Navlab - The Self-Driving Car of the '80s
By: Thomas Kay
Self-driving cars are becoming a reality on our streets. It comes with the promise of revolutionizing the way we live our lives. When we discuss self-driving cars, we talk about industry giants like Google or Uber. You rarely hear the name Navlab, one of the first autonomous vehicles from Carnegie Mellon University.
In 1984, Carnegie Mellon University (CMU) Robotics Institute started the NavLab project. Its mission was to use computer vision to create autonomous navigation. It was funded by U. S. Department of Defense's Advanced Research Projects Agency (ARPA). It was part of ARPA’s Autonomous Land Vehicle (ALV) program.
When the NavLab project started, the technology of the day only allowed indoor robots. They were connected to computers using long cables. Even with the best computers, the robots were slow decision makers. Stanford Cart, one of the early examples, took 15-minute pauses between moves for image processing and route planning. It moved in one-meter spurts.
The Terragator was Navlab project's first venture into the outdoor environment with a robot. When the Terragator was able to move continuously a few centimeters per second and avoid obstacles, it was considered an advancement. Instead of one image, it processed a number of images together. More sensors gave it better obstacle avoidance ability. However, the robot was not self-contained. There was a long cable from the processing computers to the moving machine. From 1984 to 1992, the Terregator served as a testbed machine for coming innovations, laying down the blueprint for technology such as the driverless Uber.
Built in the summer of 1986, NavLab 1 was the first self-contained vehicle. It was a blue Chevy van that could carry generators, computers, sensors, and even a few graduate students. The cost of this setup was an estimated $1 million. Human researchers onboard could monitor navigation problems in real-time. It meant better debugging of the navigation programs. NavLab 1 achieved 20 mph of autonomous driving.
The next iteration was NavLab 2, an army ambulance humvee. It had all the sensors of the NavLab 1 with additional cameras. It could navigate on rough terrain and drive at 70 mph on the highway. It had complex modules that could work with each other seamlessly. ALVINN, a neural network, learned how to drive on the streets. RANGER handled trails through rugged terrain. GANESHA kept track of obstacles and helped with tasks like parallel parking. D-star created maps and paths. STRIPE allowed remote control navigation of the vehicle. Distributed Architecture for Mobile Navigation (DAMN) was the central controller. DAMN ensured harmony between the modules.
The early vehicles did not have today’s sensor sensitivity, data processing power, storage capability, and network connectivity to help them navigate.
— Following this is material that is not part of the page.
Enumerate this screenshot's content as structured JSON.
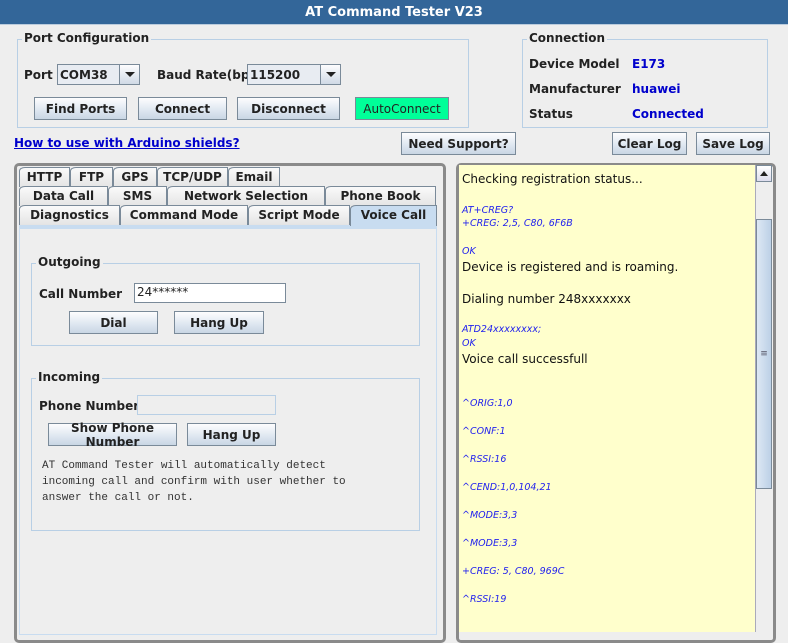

But still, they were able to achieve operational speeds on highways and rough terrains. Since 1984, there have been 11 generations of NavLab vehicles, and CMU has filed more than 140 invention disclosures. A number of engineers who worked on the CMU NavLab project went to Google and other places and contributed to the development of self-driving cars.
So, when you get your first self-driving car, remember there was once a smart car called NavLab that paved the way.